How to process it however? SankeyMATIC seemed the popular choice and looked straightforward and pleasant enough.

My solution

After some brief and unsuccessful playing around with Google sheets formulas I elected to download a copy of my Google spreadsheet on demand at reporting time as a CSV since this is a common interchange format that any spreadsheet application and featureful programming language can deal with. I then used pandas (Python) to process this and give an output that can be used with Sankeymatic. Since I (now) wanted to share this with others I extended my solution to include an interactive file picker and options to produce a graphical output locally, with no requirement for online services.

Strengths

This can work with any spreadsheet application, e.g.

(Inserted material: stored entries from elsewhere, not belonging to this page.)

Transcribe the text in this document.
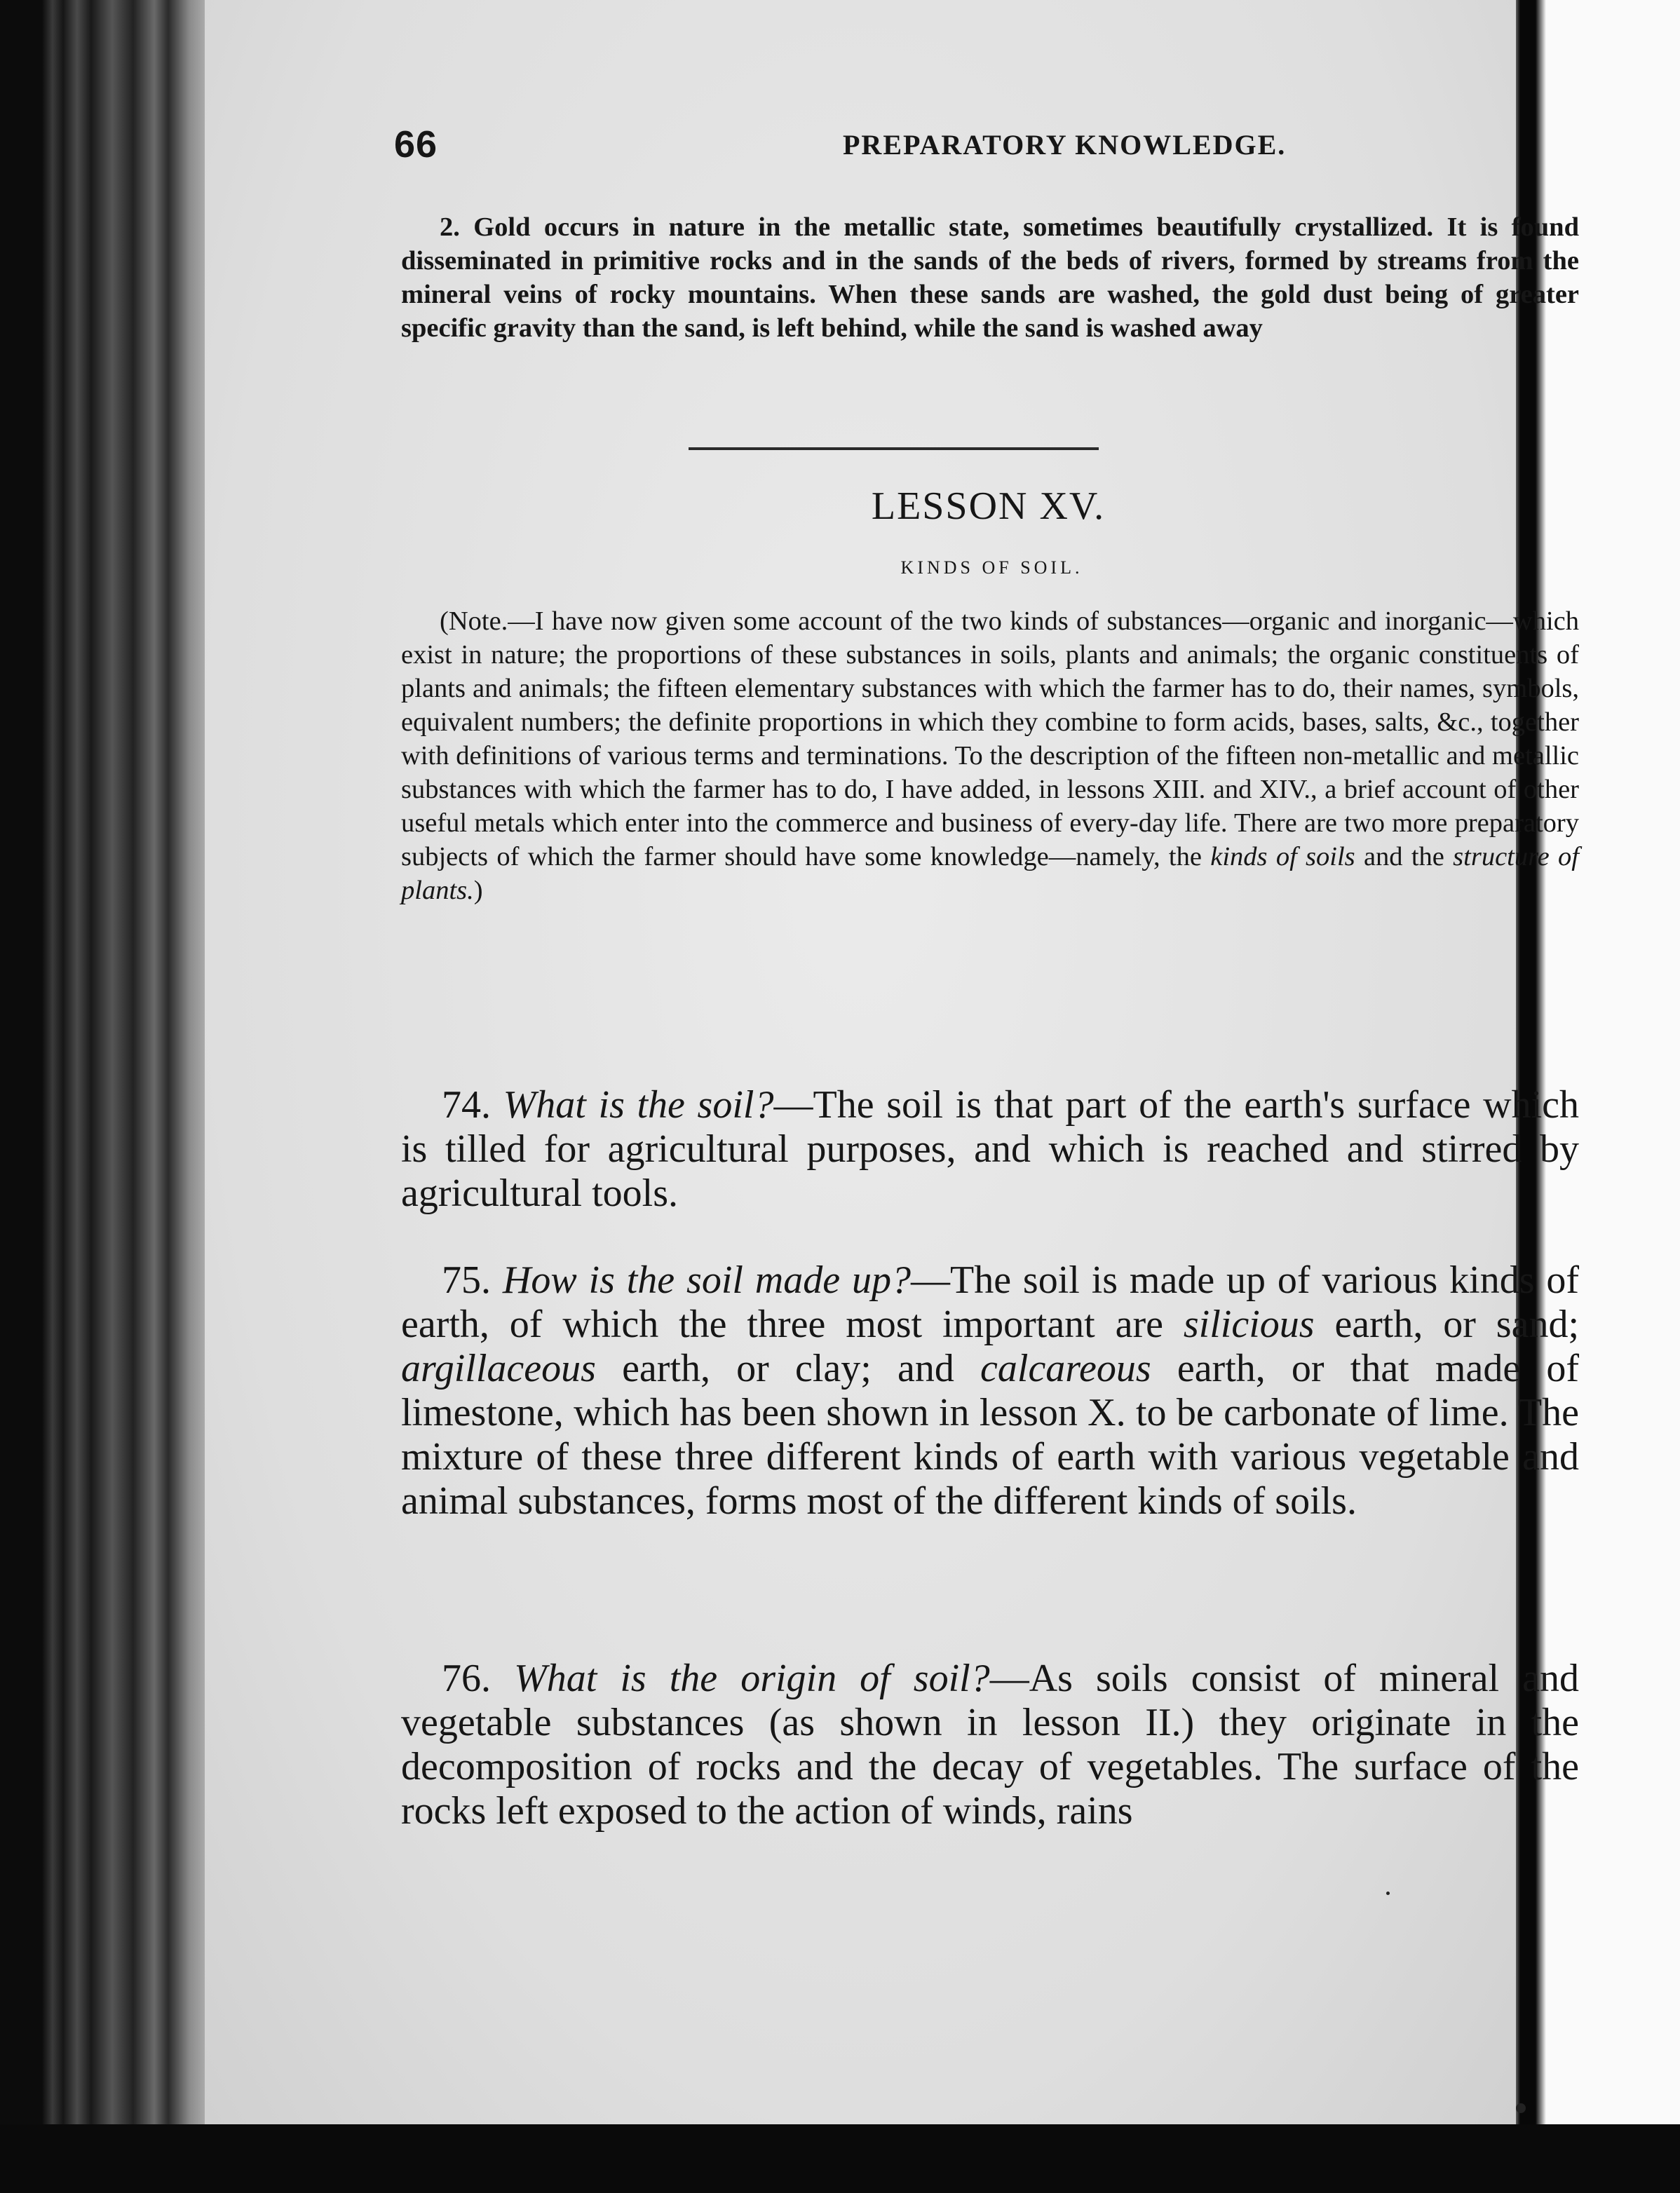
66	PREPARATORY KNOWLEDGE.
2. Gold occurs in nature in the metallic state, sometimes beautifully crystallized. It is found disseminated in primitive rocks and in the sands of the beds of rivers, formed by streams from the mineral veins of rocky mountains. When these sands are washed, the gold dust being of greater specific gravity than the sand, is left behind, while the sand is washed away
LESSON XV.
KINDS OF SOIL.
(Note.—I have now given some account of the two kinds of substances—organic and inorganic—which exist in nature; the proportions of these substances in soils, plants and animals; the organic constituents of plants and animals; the fifteen elementary substances with which the farmer has to do, their names, symbols, equivalent numbers; the definite proportions in which they combine to form acids, bases, salts, &c., together with definitions of various terms and terminations. To the description of the fifteen non-metallic and metallic substances with which the farmer has to do, I have added, in lessons XIII. and XIV., a brief account of other useful metals which enter into the commerce and business of every-day life. There are two more preparatory subjects of which the farmer should have some knowledge—namely, the kinds of soils and the structure of plants.)
74. What is the soil?—The soil is that part of the earth's surface which is tilled for agricultural purposes, and which is reached and stirred by agricultural tools.
75. How is the soil made up?—The soil is made up of various kinds of earth, of which the three most important are silicious earth, or sand; argillaceous earth, or clay; and calcareous earth, or that made of limestone, which has been shown in lesson X. to be carbonate of lime. The mixture of these three different kinds of earth with various vegetable and animal substances, forms most of the different kinds of soils.
76. What is the origin of soil?—As soils consist of mineral and vegetable substances (as shown in lesson II.) they originate in the decomposition of rocks and the decay of vegetables. The surface of the rocks left exposed to the action of winds, rains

Google Sheets; Microsoft Excel; LibreOffice Calc; etc
You can pick your CSV from within the script interface
Since we are working with named columns, as long as these are present then you can have any other columns that you like.
You can choose custom outcomes
Because text is normalised to ‘Title Case’ you don’t have to worry about duplicating the same thing in different cases in your spreadsheet.
SankeyMATIC is free of charge but there is also the facility to generate your sankey diagram locally

Weaknesses

This does require willingness to use the terminal and Python at a basic level.
Because we are using the column headers as labels in our code these have to match with the input spreadsheet. If you want custom labels then you will have to update the code to match! (I have included a sample CSV in the code).

The results

N.B. Below values are fuzzed/synthetic. Whilst representative they do not illustrate figures from an actual job search

Sample diagram using SankeyMATIC

SankeyMATIC visualisation

Sample diagram using plotly with same data

plotly visualisation

And Finally

Good luck with your own Job hunt!